Government agencies are also susceptible to hackers, of course, but there are great efforts underway to improve their security and they are subject to far more oversight than an up-and-coming Virginia tech company. The IRS already holds enormous troves of sensitive data about Americans and is constrained by strict laws ensuring their confidentiality. Companies like ID.me, meanwhile, are barely regulated at all.
3. Biased biometrics that aren’t subject to independent audits
Another big issue with ID.me is its use of face recognition, which the company uses to decide whether your selfie matches your identity documents. Face recognition is generally problematic; it is often inaccurate and has differential error rates by race and gender, which is unacceptable for a technology used for a public purpose. ID.me claims the face recognition algorithm it uses for these one-to-one identity verifications has “no detectable bias tied to skin type” — but we have no choice but to take the company’s word on this because it is not subject to the transparency requirements of a government agency.

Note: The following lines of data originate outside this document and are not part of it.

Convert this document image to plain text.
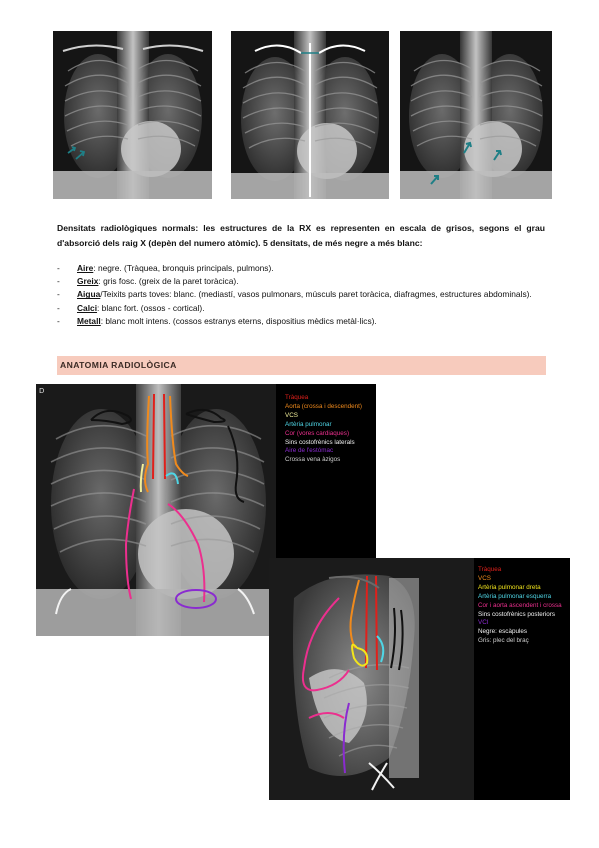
Densitats radiològiques normals: les estructures de la RX es representen en escala de grisos, segons el grau d'absorció dels raig X (depèn del numero atòmic). 5 densitats, de més negre a més blanc:
- Aire: negre. (Tràquea, bronquis principals, pulmons).
- Greix: gris fosc. (greix de la paret toràcica).
- Aigua/Teixits parts toves: blanc. (mediastí, vasos pulmonars, músculs paret toràcica, diafragmes, estructures abdominals).
- Calci: blanc fort. (ossos - cortical).
- Metall: blanc molt intens. (cossos estranys eterns, dispositius mèdics metàl·lics).
ANATOMIA RADIOLÒGICA
D
Tràquea
Aorta (crossa i descendent)
VCS
Artèria pulmonar
Cor (vores cardiaques)
Sins costofrènics laterals
Aire de l'estómac
Crossa vena àzigos
Tràquea
VCS
Artèria pulmonar dreta
Artèria pulmonar esquerra
Cor i aorta ascendent i crossa
Sins costofrènics posteriors
VCI
Negre: escàpules
Gris: plec del braç
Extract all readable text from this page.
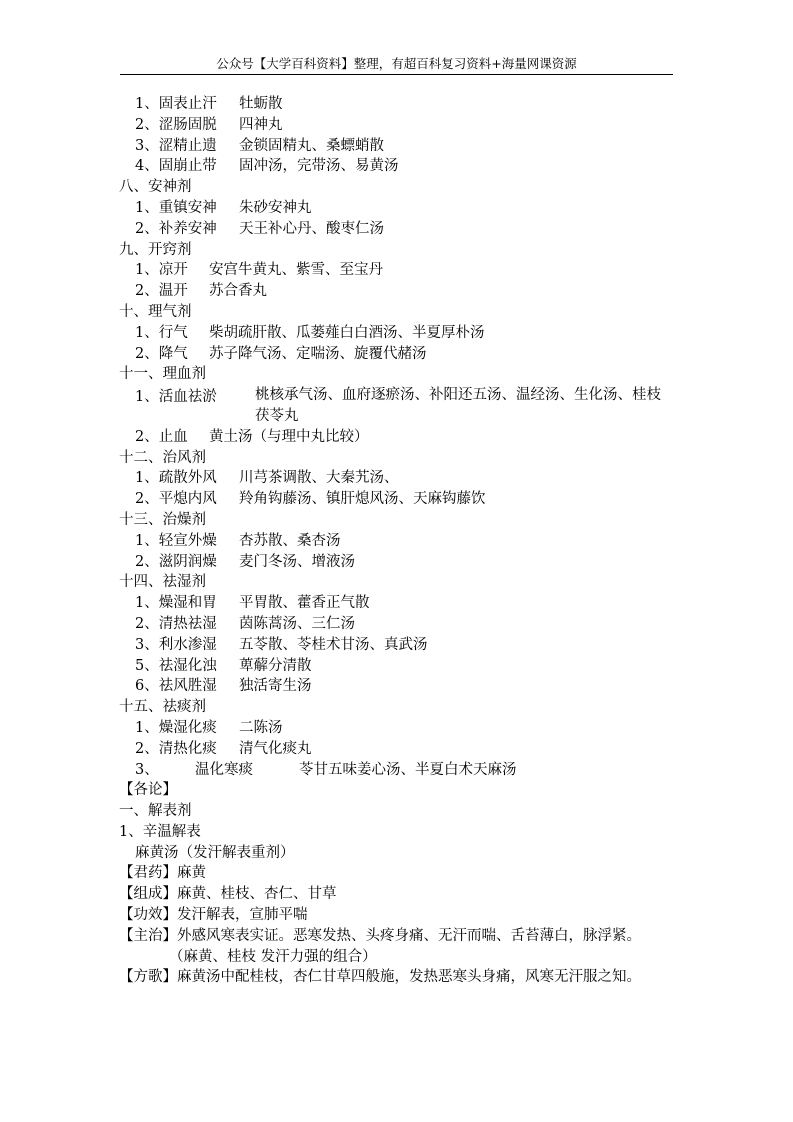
公众号【大学百科资料】整理，有超百科复习资料+海量网课资源
1、固表止汗 牡蛎散
2、涩肠固脱 四神丸
3、涩精止遗 金锁固精丸、桑螵蛸散
4、固崩止带 固冲汤，完带汤、易黄汤
八、安神剂
1、重镇安神 朱砂安神丸
2、补养安神 天王补心丹、酸枣仁汤
九、开窍剂
1、凉开 安宫牛黄丸、紫雪、至宝丹
2、温开 苏合香丸
十、理气剂
1、行气 柴胡疏肝散、瓜蒌薤白白酒汤、半夏厚朴汤
2、降气 苏子降气汤、定喘汤、旋覆代赭汤
十一、理血剂
1、活血祛淤	桃核承气汤、血府逐瘀汤、补阳还五汤、温经汤、生化汤、桂枝茯苓丸
2、止血 黄土汤（与理中丸比较）
十二、治风剂
1、疏散外风 川芎茶调散、大秦艽汤、
2、平熄内风 羚角钩藤汤、镇肝熄风汤、天麻钩藤饮
十三、治燥剂
1、轻宣外燥 杏苏散、桑杏汤
2、滋阴润燥 麦门冬汤、增液汤
十四、祛湿剂
1、燥湿和胃 平胃散、藿香正气散
2、清热祛湿 茵陈蒿汤、三仁汤
3、利水渗湿 五苓散、苓桂术甘汤、真武汤
5、祛湿化浊 萆薢分清散
6、祛风胜湿 独活寄生汤
十五、祛痰剂
1、燥湿化痰 二陈汤
2、清热化痰 清气化痰丸
3、	温化寒痰	苓甘五味姜心汤、半夏白术天麻汤
【各论】
一、解表剂
1、辛温解表
麻黄汤（发汗解表重剂）
【君药】麻黄
【组成】麻黄、桂枝、杏仁、甘草
【功效】发汗解表，宣肺平喘
【主治】外感风寒表实证。恶寒发热、头疼身痛、无汗而喘、舌苔薄白，脉浮紧。
（麻黄、桂枝 发汗力强的组合）
【方歌】麻黄汤中配桂枝，杏仁甘草四般施，发热恶寒头身痛，风寒无汗服之知。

In addition, after claiming for months that it used face recognition only for one-to-one image comparisons, the company last week admitted that it also performs “one-to-many” searches against some larger database of other photographs it holds. Even the CEO previously admitted that kind of search was “more complex and problematic.” The revelation raises numerous questions. How is that one-to-many facial recognition match being conducted? Are they doing a broader search for duplicate applicants among the millions of photos the company now holds (which would greatly increase error rates)? Or is the company maintaining some internal ban list of suspected wrongdoers (which would also raise due process questions)? Or something else? What are the error rates for these one-to-many searches? Do they differ by race and gender? And what standards is ID.me using to determine whether there is a match and when to alert law enforcement for what it thinks may be fraud? Law enforcement uses of one-to-many facial recognition has already lead to people — especially Black people for whom the technology is particularly inaccurate — being wrongly accused and arrested.
People should not have to be subjected to a private company’s dragnet to access government services. More broadly, no biometric technology should be used unless its use in real-world conditions is subject to regular and open auditing by an independent party and found to be accurate, accessible, and free of bias. And the federal government shouldn’t give money to the states for purchasing biometric technology without that kind of auditing. Many of the states using ID.me for unemployment insurance have done so using federal funds.
There is no reason that we can’t have non-biased identity proving systems that protect our privacy, lessen fraud, and make things easy for users. But such systems shouldn’t be run by private companies, shouldn’t be exclusively online, and need to be closely audited. The solution to the security problems created by moving online cannot be a discriminatory system that further erodes privacy and exacerbates the harms of the digital divide.